La « Dissertatio metaphysica de œternitate mundi impossibili » est, comme l’essai antérieur « De concordia rationis cum fide », dominée par des préoccupations théologiques. Le problème dont elle s’occupe est du nombre de ceux où les disciples piétistes de Wolf se sentaient alarmés par les déclarations du maître. Wolf avait dans quelques-uns de ses écrits émis incidemment l’idée qu’aucun philosophe n’a réussi à prouver que le monde ne soit pas éternel ; et que, d’ailleurs, l’éternité successive du monde ne saurait se confondre avec l’éternité indivisible de l’être absolu et n’enlèverait rien à la perfection divine. Les théologiens hostiles à Wolf n’avaient pas manqué, comme Lange et Budde, d’accuser cette doctrine d’athéisme. En vain l’accusé invoquait pour se justifier le témoignage de saint Thomas d’Aquin ; en vain il adoucissait et atténuait l’expression de sa pensée : les piétistes ralliés à son système, comme Schultz, n’en persistaient pas moins à se séparer hautement de lui sur ce point. Knutzen se propose, à son tour, de combattre l’opinion de Wolf. Il ne se contente pas d’employer des arguments théologiques et d’insister sur les conséquences dangereuses pour la foi d’une semblable hypothèse.

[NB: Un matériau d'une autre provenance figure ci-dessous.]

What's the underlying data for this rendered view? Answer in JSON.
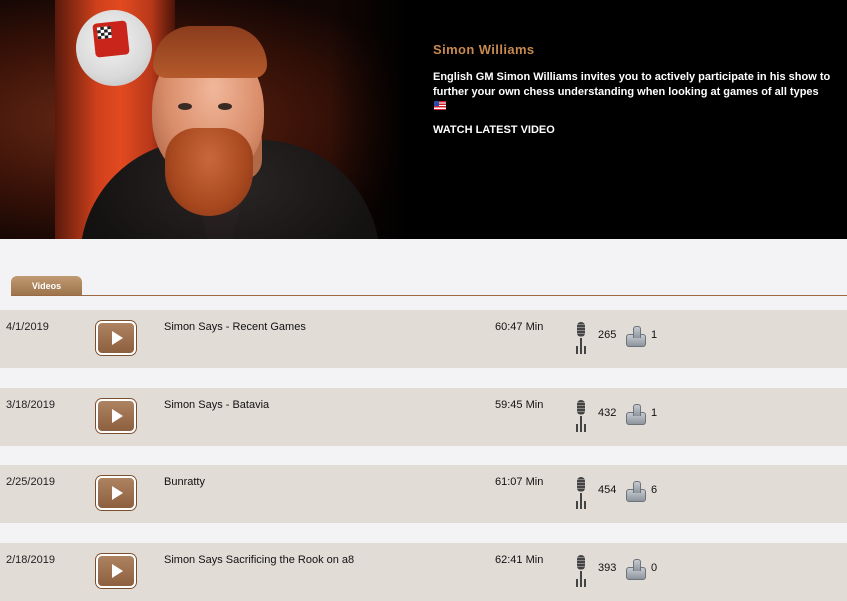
{
  "hero": {
    "host_name": "Simon Williams",
    "description": "English GM Simon Williams invites you to actively participate in his show to further your own chess understanding when looking at games of all types",
    "flag_icon": "us-flag-icon",
    "watch_label": "WATCH LATEST VIDEO"
  },
  "tabs": [
    {
      "label": "Videos",
      "active": true
    }
  ],
  "videos": [
    {
      "date": "4/1/2019",
      "title": "Simon Says - Recent Games",
      "duration": "60:47 Min",
      "plays": "265",
      "likes": "1"
    },
    {
      "date": "3/18/2019",
      "title": "Simon Says - Batavia",
      "duration": "59:45 Min",
      "plays": "432",
      "likes": "1"
    },
    {
      "date": "2/25/2019",
      "title": "Bunratty",
      "duration": "61:07 Min",
      "plays": "454",
      "likes": "6"
    },
    {
      "date": "2/18/2019",
      "title": "Simon Says Sacrificing the Rook on a8",
      "duration": "62:41 Min",
      "plays": "393",
      "likes": "0"
    }
  ],
  "colors": {
    "accent": "#c8894e",
    "tab": "#9b7249",
    "row_background": "#e2dcd6",
    "page_background": "#f3f3f5"
  }
}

Sans renoncer à faire usage de considérations de ce genre, il développe avec complaisance des raisons plus philosophiques. Le monde ne peut être infini a parte ante, parce que l’idée d’une succession implique celle d’un premier terme ; le monde n’a pas davantage l’infinité a parte post, puisque le concert d’un nombre infini est une pure contradiction. Remarquons en passant que la forme syllogistique de la démonstration essayée par Knutzen, que les arguments eux-mêmes doijt il se sert rappellent la méthode et les preuves de la Cosmologia de Wolf. L’élève bat le maître avec les armes qu’il lui a empruntées. S’il ne le cite pas, c’est que l’interdiction pèse encore sur sa doctrine.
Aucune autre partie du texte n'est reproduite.